The pension component under the Employees’ Provident Fund (EPF) scheme in India plays a vital role in providing post-retirement financial support to salaried employees. While EPF is popularly known for helping employees build a retirement savings corpus through monthly contributions, it also includes a structured pension system known as the Employees’ Pension Scheme (EPS). This ensures a regular income stream for employees after retirement, thus enhancing long-term financial security.

Understanding the Employees’ Pension Scheme (EPS)
The Employees’ Pension Scheme (EPS), launched in 1995, is a subset of the broader EPF framework. It is specifically designed to provide monthly pension benefits to employees after the age of retirement. While both employee and employer contribute 12% of the employee’s basic wages to EPF, 8.33% of the employer’s share is diverted to EPS (subject to a wage ceiling).

Eligibility for EPS Pension
To qualify for pension benefits under EPS, the employee must have completed at least 10 years of service and reached the age of 58. In some cases, early pension is allowed from age 50, but the amount is reduced. Continued service and timely contributions are key to unlocking full pension benefits.

Contribution Structure
From the employer’s 12% contribution to EPF:

  • 8.33% goes to the EPS (on a salary capped at ₹15,000 per month)
  • The rest goes to the employee’s EPF account
    The employee’s entire 12% share goes directly into the EPF fund and does not contribute to the pension portion.

Pension Calculation Method
Pension amount under EPS is calculated using the formula:
(Pensionable Salary × Pensionable Service) ÷ 70

  • Pensionable Salary: Average salary of the last 60 months (capped at ₹15,000)
  • Pensionable Service: Number of years the employee has contributed to EPS
    This calculation ensures that longer service and higher average salary result in a higher monthly pension.

Types of Pensions Available
EPS offers several types of pension benefits:

  • Superannuation Pension: After retirement at 58 years
  • Early Pension: Between ages 50 and 57 with reduced benefits
  • Disability Pension: In case of permanent disability during service
  • Widow Pension: Monthly income to the spouse upon member’s death
  • Orphan/Child Pension: Paid to children in the absence of both parents

Process of Claiming EPS Pension
Employees can claim their pension by submitting Form 10D (for monthly pension) or Form 10C (for withdrawal benefits if not eligible for a pension).

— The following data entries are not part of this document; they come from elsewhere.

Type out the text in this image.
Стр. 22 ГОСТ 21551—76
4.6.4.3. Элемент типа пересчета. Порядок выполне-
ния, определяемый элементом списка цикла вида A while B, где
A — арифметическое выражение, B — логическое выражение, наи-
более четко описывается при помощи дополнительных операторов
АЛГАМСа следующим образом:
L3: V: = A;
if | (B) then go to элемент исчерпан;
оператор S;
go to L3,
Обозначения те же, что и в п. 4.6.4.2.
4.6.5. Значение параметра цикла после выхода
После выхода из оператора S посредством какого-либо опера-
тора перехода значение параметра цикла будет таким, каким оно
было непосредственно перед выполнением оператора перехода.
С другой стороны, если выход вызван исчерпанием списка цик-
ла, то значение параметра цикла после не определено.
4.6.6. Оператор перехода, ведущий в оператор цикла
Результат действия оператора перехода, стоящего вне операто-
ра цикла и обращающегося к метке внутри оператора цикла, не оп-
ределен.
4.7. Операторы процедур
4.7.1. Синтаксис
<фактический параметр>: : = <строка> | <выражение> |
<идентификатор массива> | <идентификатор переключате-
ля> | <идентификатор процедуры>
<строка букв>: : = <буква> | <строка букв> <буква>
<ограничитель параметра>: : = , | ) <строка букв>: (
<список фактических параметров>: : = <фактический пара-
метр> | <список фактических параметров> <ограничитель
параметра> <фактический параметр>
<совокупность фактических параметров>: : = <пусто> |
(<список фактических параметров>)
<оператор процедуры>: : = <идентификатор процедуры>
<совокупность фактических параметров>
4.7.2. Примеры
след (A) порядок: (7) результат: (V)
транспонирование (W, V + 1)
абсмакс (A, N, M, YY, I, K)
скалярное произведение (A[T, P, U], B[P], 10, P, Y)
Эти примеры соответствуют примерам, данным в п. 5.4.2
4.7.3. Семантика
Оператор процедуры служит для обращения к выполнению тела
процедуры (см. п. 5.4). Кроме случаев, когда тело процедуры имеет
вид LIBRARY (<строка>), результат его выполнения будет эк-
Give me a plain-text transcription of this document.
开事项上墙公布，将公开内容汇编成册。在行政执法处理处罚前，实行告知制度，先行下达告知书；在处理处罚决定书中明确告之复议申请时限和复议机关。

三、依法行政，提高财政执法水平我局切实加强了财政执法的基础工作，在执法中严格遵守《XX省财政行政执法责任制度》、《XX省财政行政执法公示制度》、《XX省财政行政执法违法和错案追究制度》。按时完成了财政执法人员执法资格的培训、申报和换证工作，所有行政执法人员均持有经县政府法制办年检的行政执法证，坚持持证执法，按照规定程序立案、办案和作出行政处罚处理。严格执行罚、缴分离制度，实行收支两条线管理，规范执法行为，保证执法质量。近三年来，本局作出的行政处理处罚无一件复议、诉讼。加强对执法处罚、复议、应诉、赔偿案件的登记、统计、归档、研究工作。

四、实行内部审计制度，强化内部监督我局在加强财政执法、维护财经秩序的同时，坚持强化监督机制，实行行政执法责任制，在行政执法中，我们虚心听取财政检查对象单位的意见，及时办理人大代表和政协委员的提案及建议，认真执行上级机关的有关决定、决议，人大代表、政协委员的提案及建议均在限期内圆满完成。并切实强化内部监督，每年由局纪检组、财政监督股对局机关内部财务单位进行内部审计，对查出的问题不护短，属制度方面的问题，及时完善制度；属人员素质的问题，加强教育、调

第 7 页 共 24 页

UAN-linked accounts simplify and speed up this process, especially when KYC is verified.

Withdrawal Benefit for Short Service
Employees who do not complete the minimum 10 years of service can still claim a lump sum withdrawal benefit under EPS, based on the number of years served and the salary bracket. This ensures even short-tenure workers receive some financial benefit.

Transferability and Portability
EPS benefits are portable across jobs. By maintaining the same Universal Account Number (UAN), an employee’s service continuity is tracked accurately, allowing cumulative service to be counted toward pension eligibility.

Tax Treatment
Monthly pension received under EPS is taxable as income under the head “Income from Salaries.” However, no tax is levied at the time of contribution, and the pension amount can help maintain a steady income post-retirement.

Conclusion
The pension scheme under EPF is a critical element of India’s social security system for salaried workers. It ensures that employees who have contributed for a significant period receive a stable income after retirement. With structured rules, clear eligibility criteria, and digitized access through UAN, the EPS offers both reliability and convenience, supporting employees through their post-service years.